Let’s then take a look at China’s growth in demand for crude oil. As Bloomberg writes in this article:

Chinese oil processing in July dropped 4.4% from the previous month to about 10.76m barrels a day, according to Bloomberg calculations based on data released Monday by the National Bureau of Statistics.

“The China news for oil is a concern,” Bill O’Grady, chief market strategist at Confluence Investment Management in St. Louis, said by telephone. “Beijing is trying to land an aircraft being buffeted by strong crosswinds. After goosing the engine earlier this year, now they’re tapping the brakes a little bit.”

And last month, China imported some 34.66m tons of crude oil, or around 8.16m bbl/day, which Reuters say is the lowest since January, based on its calculations of China Customs department data.

One of the reasons for the fall in crude imports and lower refinery runs is maintenance work by China’s teapot, or independent refiners. But another factor is lower growth in demand for fuel as the economy slows.

And the teapot refineries are not just being closed for maintenance work. They are also being forced to cut production because of more stringent environmental checks which also applies to manufacturing in general. China is very serious about tackling its pollution crisis, and so more strictly enforced emissions rules will remain a drag on industrial production, including polymers consumption, and so economic growth, during the rest of 2017 and into 2018.

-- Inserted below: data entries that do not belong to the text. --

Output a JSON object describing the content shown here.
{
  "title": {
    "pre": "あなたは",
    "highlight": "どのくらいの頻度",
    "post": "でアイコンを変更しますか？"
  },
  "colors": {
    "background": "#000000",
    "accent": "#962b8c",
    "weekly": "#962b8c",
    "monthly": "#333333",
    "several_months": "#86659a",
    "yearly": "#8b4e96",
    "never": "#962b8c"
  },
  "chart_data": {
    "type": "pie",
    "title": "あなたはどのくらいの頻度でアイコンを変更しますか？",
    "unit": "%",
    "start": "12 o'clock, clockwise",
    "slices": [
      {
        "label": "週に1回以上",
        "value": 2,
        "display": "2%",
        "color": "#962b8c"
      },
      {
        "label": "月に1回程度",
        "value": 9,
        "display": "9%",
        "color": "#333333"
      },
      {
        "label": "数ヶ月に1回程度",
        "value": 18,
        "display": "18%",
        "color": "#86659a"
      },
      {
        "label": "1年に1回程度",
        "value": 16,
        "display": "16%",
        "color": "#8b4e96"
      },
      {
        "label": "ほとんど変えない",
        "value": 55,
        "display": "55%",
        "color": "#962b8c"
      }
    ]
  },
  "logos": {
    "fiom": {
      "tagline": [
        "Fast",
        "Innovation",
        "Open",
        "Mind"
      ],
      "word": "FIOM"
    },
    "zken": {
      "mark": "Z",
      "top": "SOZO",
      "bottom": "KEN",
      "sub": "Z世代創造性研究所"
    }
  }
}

By the standards of any other economy in the world, these would be still be very strong growth numbers.

But remember this. As William Sterling wrote in this FT Beyondbrics blog post:

China’s impact on the world economy is significant. Over the past five years its nominal GDP has expanded by $3.7trn, an amount that exceeds the GDP of Germany. In contrast, the entire global economy has expanded its nominal GDP by only $2.2trn.

Could this be the beginning of the data flow that leads to a realisation by September that global equity markets are severely overvalued? And will any retreat in equities be accompanied by a sharp fall in commodities, most importantly crude oil?

It is of course too early to say for certain, but you need scenarios in place in case this happens.